La France n’a pas échappé aux vagues de réformes, en facilitant le recours au temps partiel, dans le cadre de sa loi sur la sécurisation de l’emploi, promulguée le 14 juin 2013. Mais l’Etui la distingue dans plusieurs domaines. La France fait partie des cinq pays d’Europe occidentale où les salaires réels ont augmenté entre 2009 et 2013, avec la Suède, l’Allemagne, la Belgique et la Finlande, alors qu’ils ont baissé en Italie, au Royaume-Uni ou aux Pays-Bas. La France a gelé les salaires dans la fonction publique mais en améliorant dans le même temps « la rémunération liée à la performance ». Par ailleurs, la France est, avec la Slovénie, le seul pays où le salaire minimum légal est supérieur au seuil des bas salaires (2/3 du salaire brut médian), alors que les RSP de 2012 et 2013 l’invitaient à « restreindre l’évolution du salaire minimum ». Enfin, en France comme en Finlande et en Belgique, les conventions collectives couvrent un maximum de salariés grâce aux extensions promulguées par arrêté ministériel. Pour inverser la tendance européenne, l’Etui appelle à privilégier l’augmentation des salaires et les investissements dans les énergies renouvelables.
Alain Roux
Rebond du travail indépendant, maintien du temps partiel et des contrats temporaires, essor des horaires décalés… Multiples, les formes d’emploi « dessinent un paysage de plus en plus complexe », constate le Conseil d’orientation pour l’emploi (COE) dans un rapport publié en avril. Ce qui ne signifie pas pour autant la mort du CDI, encore très largement dominant en raison, notamment, de « la permanence d’un besoin tant des entreprises que des salariés de construire des projets de long terme ».
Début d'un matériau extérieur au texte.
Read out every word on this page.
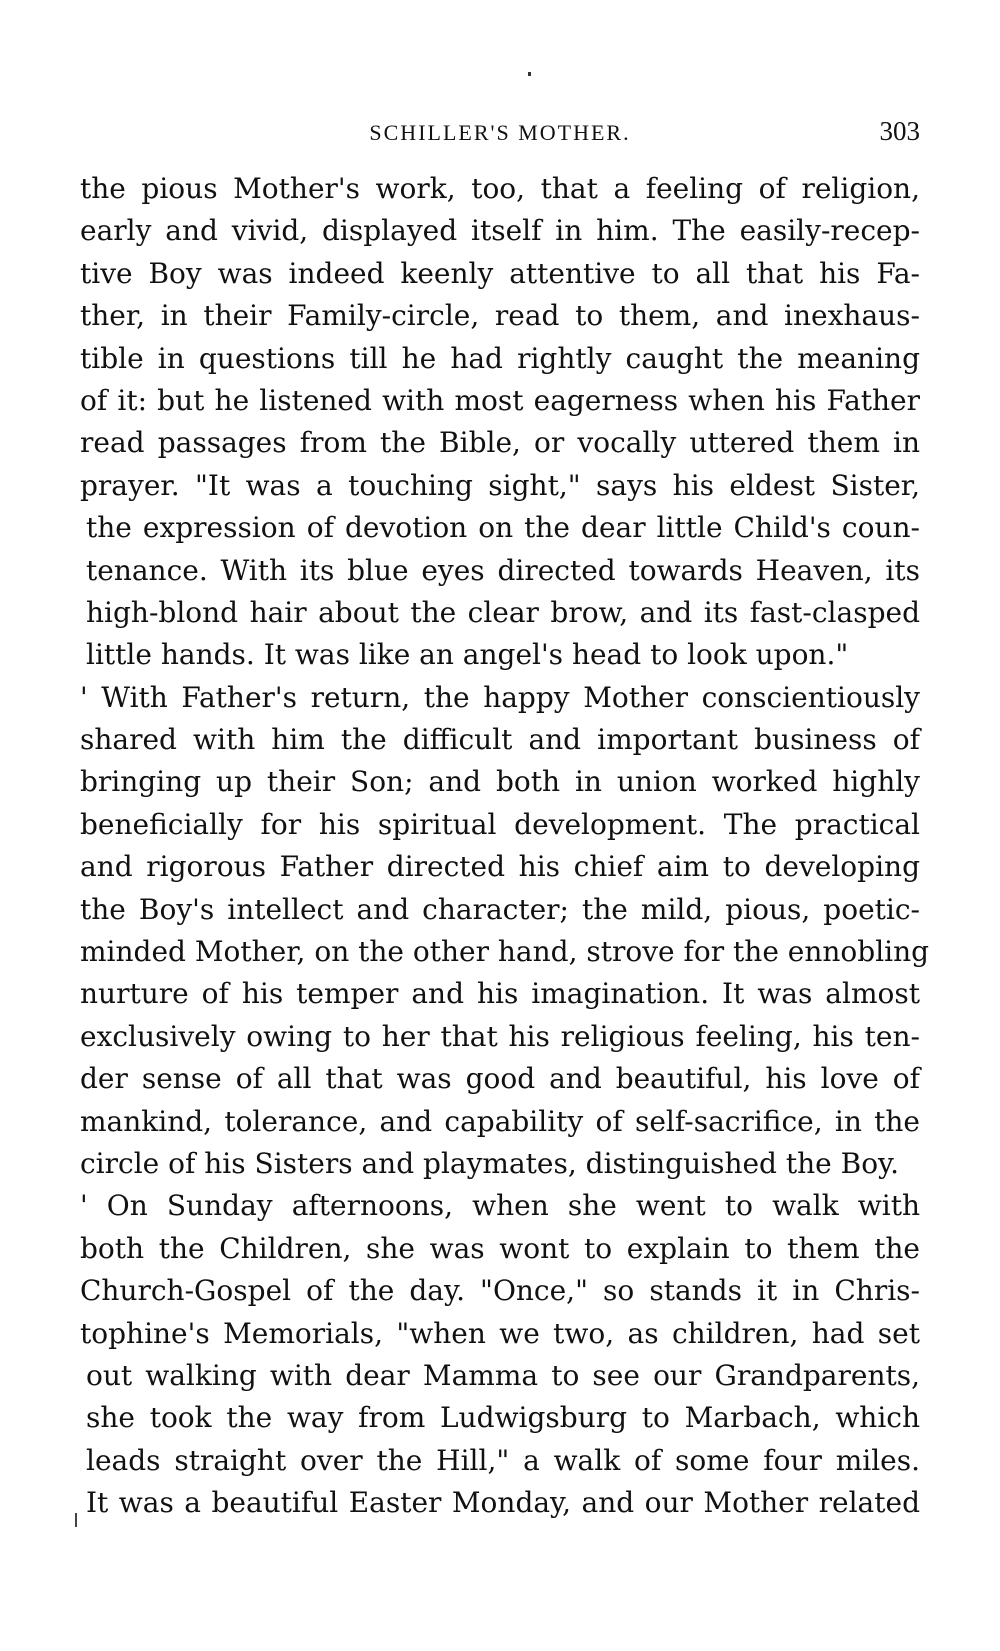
SCHILLER'S MOTHER.	303
the pious Mother's work, too, that a feeling of religion,
early and vivid, displayed itself in him. The easily-recep-
tive Boy was indeed keenly attentive to all that his Fa-
ther, in their Family-circle, read to them, and inexhaus-
tible in questions till he had rightly caught the meaning
of it: but he listened with most eagerness when his Father
read passages from the Bible, or vocally uttered them in
prayer. "It was a touching sight," says his eldest Sister,
the expression of devotion on the dear little Child's coun-
tenance. With its blue eyes directed towards Heaven, its
high-blond hair about the clear brow, and its fast-clasped
little hands. It was like an angel's head to look upon."
' With Father's return, the happy Mother conscientiously
shared with him the difficult and important business of
bringing up their Son; and both in union worked highly
beneficially for his spiritual development. The practical
and rigorous Father directed his chief aim to developing
the Boy's intellect and character; the mild, pious, poetic-
minded Mother, on the other hand, strove for the ennobling
nurture of his temper and his imagination. It was almost
exclusively owing to her that his religious feeling, his ten-
der sense of all that was good and beautiful, his love of
mankind, tolerance, and capability of self-sacrifice, in the
circle of his Sisters and playmates, distinguished the Boy.
' On Sunday afternoons, when she went to walk with
both the Children, she was wont to explain to them the
Church-Gospel of the day. "Once," so stands it in Chris-
tophine's Memorials, "when we two, as children, had set
out walking with dear Mamma to see our Grandparents,
she took the way from Ludwigsburg to Marbach, which
leads straight over the Hill," a walk of some four miles.
It was a beautiful Easter Monday, and our Mother related
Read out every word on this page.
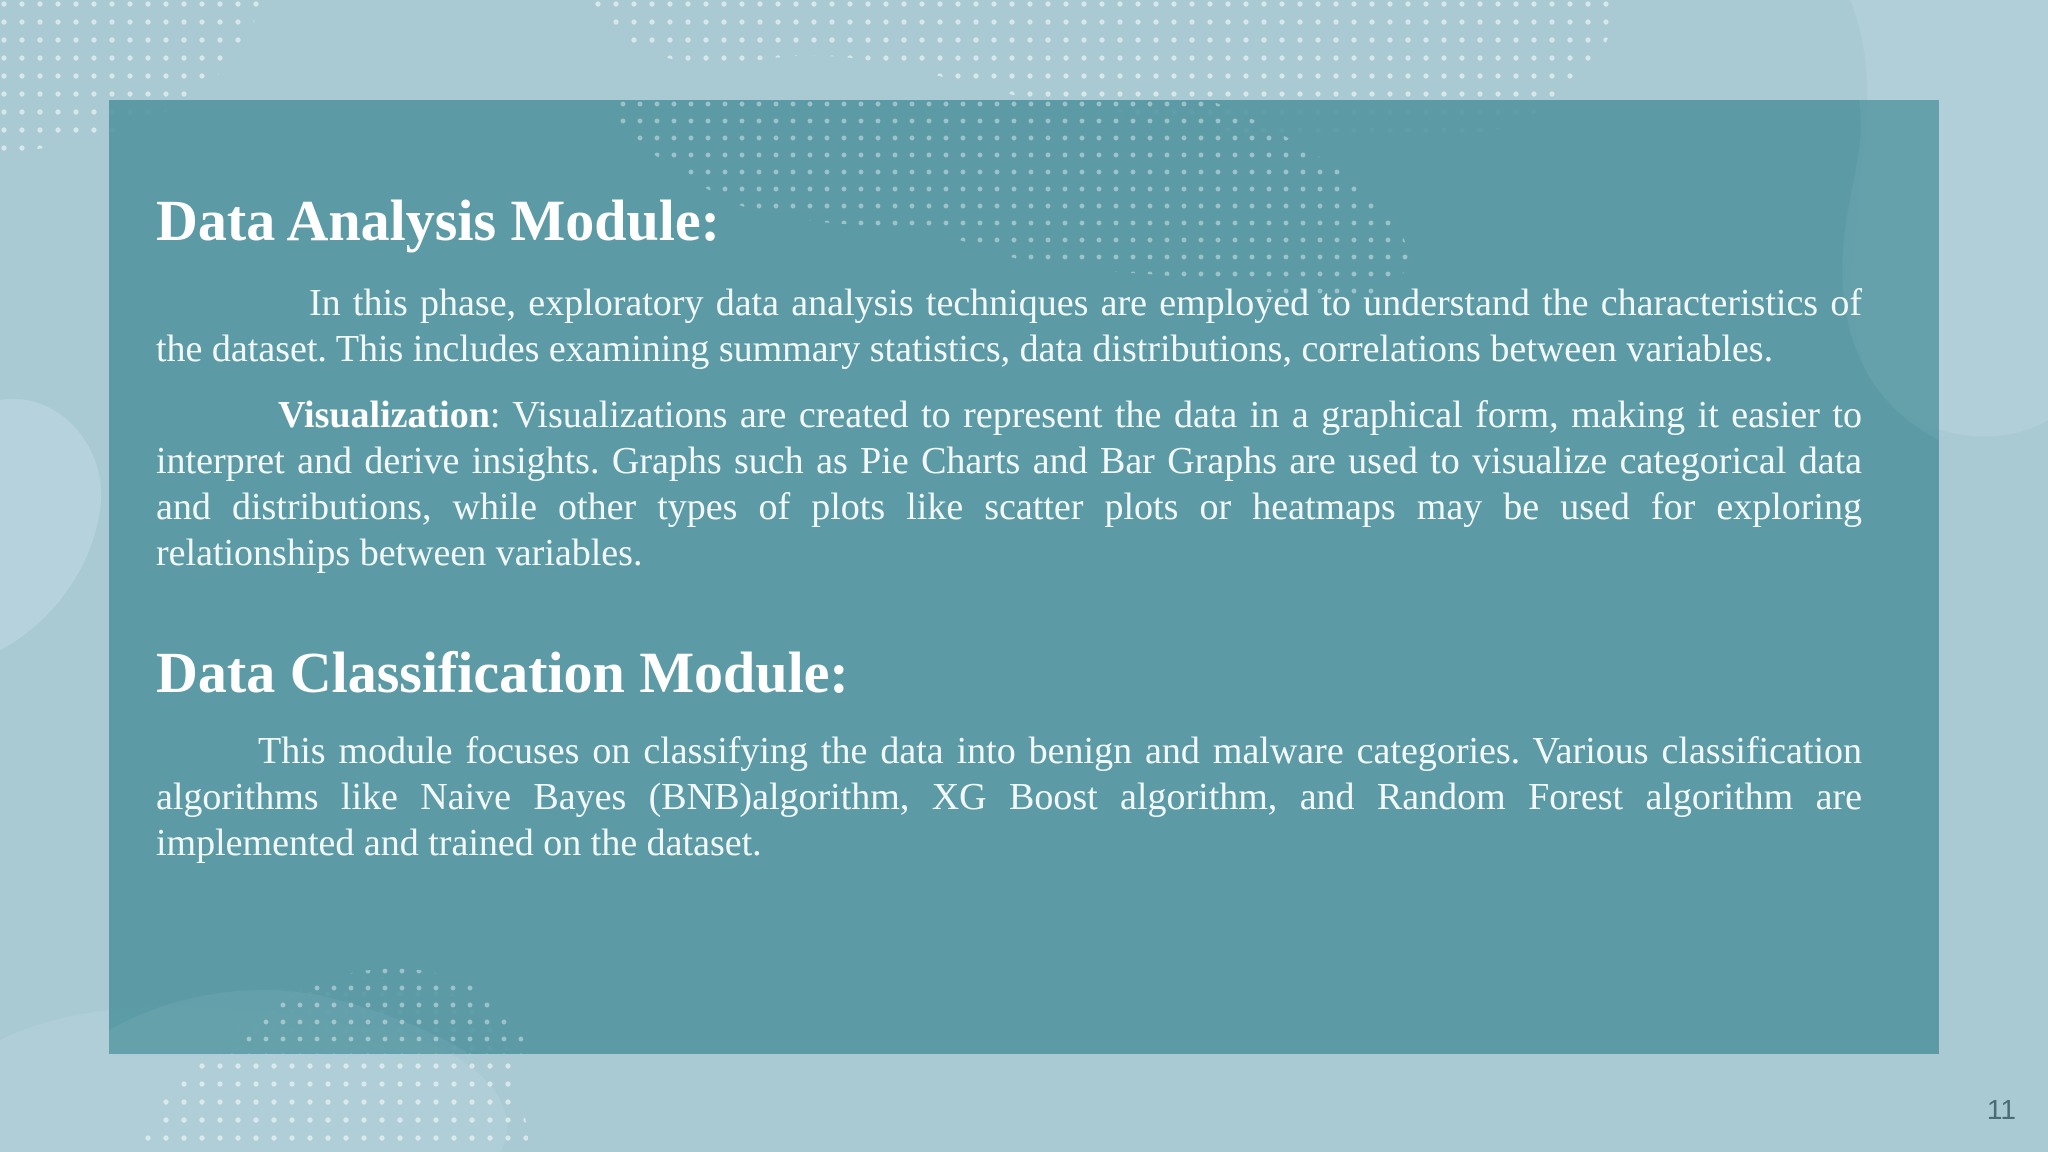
Data Analysis Module:

In this phase, exploratory data analysis techniques are employed to understand the characteristics of the dataset. This includes examining summary statistics, data distributions, correlations between variables.

Visualization: Visualizations are created to represent the data in a graphical form, making it easier to interpret and derive insights. Graphs such as Pie Charts and Bar Graphs are used to visualize categorical data and distributions, while other types of plots like scatter plots or heatmaps may be used for exploring relationships between variables.

Data Classification Module:

This module focuses on classifying the data into benign and malware categories. Various classification algorithms like Naive Bayes (BNB)algorithm, XG Boost algorithm, and Random Forest algorithm are implemented and trained on the dataset.

11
Depuis les années 2000, la part relative des contrats temporaires dans les formes d’emploi a peu augmenté. Des évolutions importantes sont à l’œuvre, mais d’ordre qualitatif. Car, entre 2003 et 2013, les CDD de moins d’un mois ont explosé. Les missions d’intérim se raccourcissent. Si bien qu’en 2011 la moitié des indemnisations par le régime d’assurance chômage faisait suite à une fin de CDD (38,7 %) ou de mission d’intérim (12,3 %). « Pour les débutants, le passage d’un contrat temporaire (CDD ou intérim) à un emploi stable est sensiblement moins fréquent aujourd’hui qu’au début des années 1990 », notent les auteurs du rapport. Plus que jamais les salariés en CDI s’opposent aux jeunes ou aux seniors dans la précarité. L’intervention des pouvoirs publics, qui ont incité au recours à ces formes particulières d’emploi pour lutter contre le chômage, expliquerait en partie cette situation.
C. A.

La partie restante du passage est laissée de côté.